You may test that assumption at your convinience.
Citizen
Once again, I can't help but feel: is that what the romans felt when the republic became the empire?
 

MrBlud

Well-known member
Citizen
So for half the country it'll be trips to California or New York or coathangers. Absolutely dreadful. Our only hope is this swings the electorate against the GOP and we survive November. Because I do not want to see a Post-Roe emboldened GOP with the House and Senate, with only Biden to check them. We're in for hell if that happens.

They’re doing this IN AN ELECTION YEAR because they know they have enough voting roadblocks in place that dissent through the ballot box will be meaningless.

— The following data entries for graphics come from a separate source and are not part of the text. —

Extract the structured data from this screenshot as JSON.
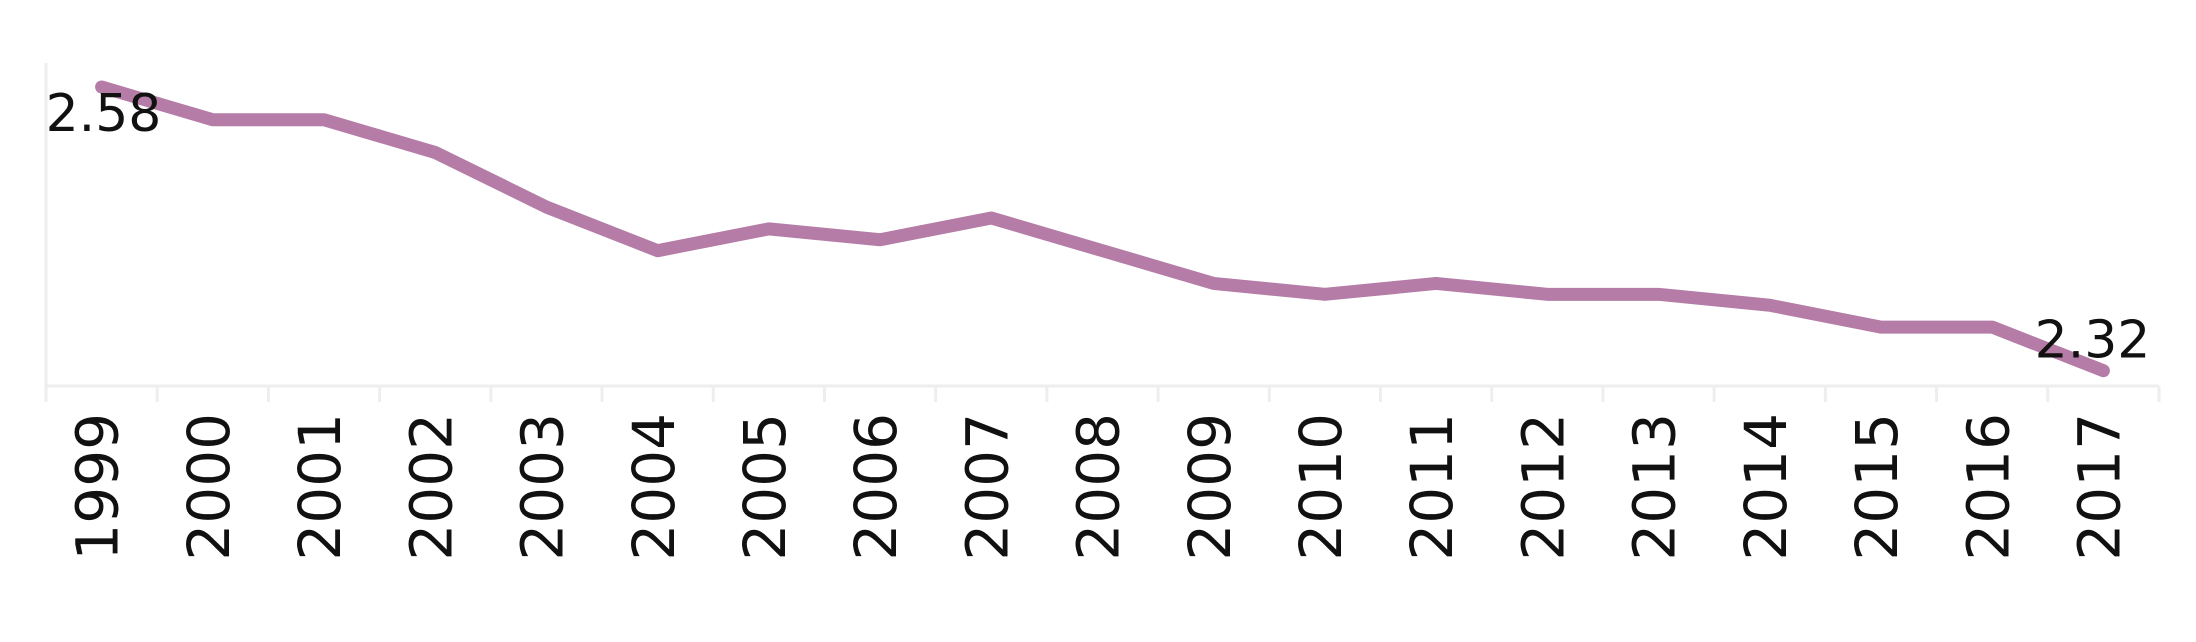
{
  "chart_data": {
    "type": "line",
    "categories": [
      "1999",
      "2000",
      "2001",
      "2002",
      "2003",
      "2004",
      "2005",
      "2006",
      "2007",
      "2008",
      "2009",
      "2010",
      "2011",
      "2012",
      "2013",
      "2014",
      "2015",
      "2016",
      "2017"
    ],
    "series": [
      {
        "color": "#b47ca6",
        "values": [
          2.58,
          2.55,
          2.55,
          2.52,
          2.47,
          2.43,
          2.45,
          2.44,
          2.46,
          2.43,
          2.4,
          2.39,
          2.4,
          2.39,
          2.39,
          2.38,
          2.36,
          2.36,
          2.32
        ]
      }
    ],
    "ylim": [
      2.306,
      2.602
    ]
  }
}
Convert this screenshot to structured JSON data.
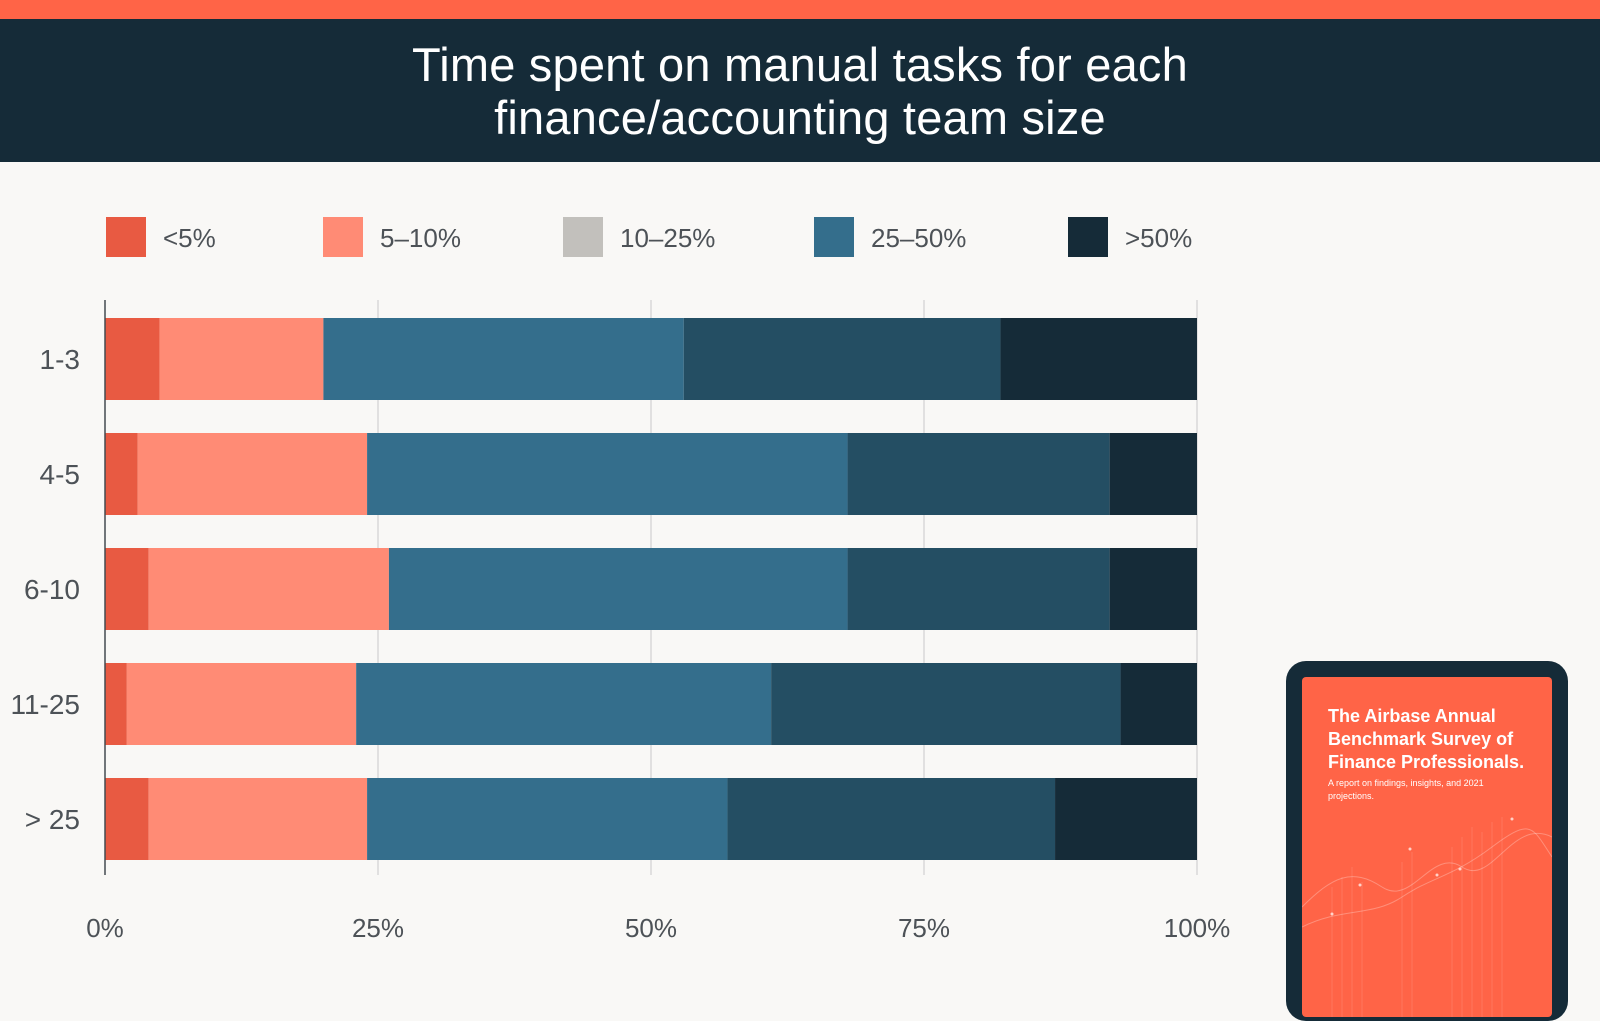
{
  "header": {
    "title_line1": "Time spent on manual tasks for each",
    "title_line2": "finance/accounting team size"
  },
  "colors": {
    "accent": "#ff6447",
    "header_bg": "#152b38",
    "lt5": "#e85a42",
    "p5_10": "#ff8b75",
    "p10_25": "#c2c0bc",
    "p25_50": "#346e8c",
    "gt50": "#152b38",
    "extra_segment": "#244e63"
  },
  "chart_data": {
    "type": "bar",
    "orientation": "horizontal",
    "stacked": true,
    "categories": [
      "1-3",
      "4-5",
      "6-10",
      "11-25",
      "> 25"
    ],
    "legend": [
      "<5%",
      "5–10%",
      "10–25%",
      "25–50%",
      ">50%"
    ],
    "legend_placement": "top",
    "x_ticks": [
      "0%",
      "25%",
      "50%",
      "75%",
      "100%"
    ],
    "xlim": [
      0,
      100
    ],
    "grid": true,
    "series": [
      {
        "color": "#e85a42",
        "values": [
          5,
          3,
          4,
          2,
          4
        ]
      },
      {
        "color": "#ff8b75",
        "values": [
          15,
          21,
          22,
          21,
          20
        ]
      },
      {
        "color": "#346e8c",
        "values": [
          33,
          44,
          42,
          38,
          33
        ]
      },
      {
        "color": "#244e63",
        "values": [
          29,
          24,
          24,
          32,
          30
        ]
      },
      {
        "color": "#152b38",
        "values": [
          18,
          8,
          8,
          7,
          13
        ]
      }
    ]
  },
  "promo": {
    "cover_title": "The Airbase Annual Benchmark Survey of Finance Professionals.",
    "cover_subtitle": "A report on findings, insights, and 2021 projections."
  }
}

As Kennedy warned “Those who make peaceful revolution impossible will make violent revolution inevitable”

Be prepared for a very “bumpy” next half decade.
 

Patch

Well-known member
Citizen
No one should be surprised, we knew this was coming the second we saw the headlines on RBG passing away.
 

Ungnome

Grand Empress of the Empire of One Square Foot.
Citizen
I'm hoping you're wrong about that. If only left leaning people can get motivated to vote in the midterms, we might be able to stave off a further backslide.

Texas law should still be ruled unconstitutional based on interstate commerce law, though. One state has NO right to regulate what happens in another state, even if one of their citizens goes to the second state to do something deemed illegal in the first state.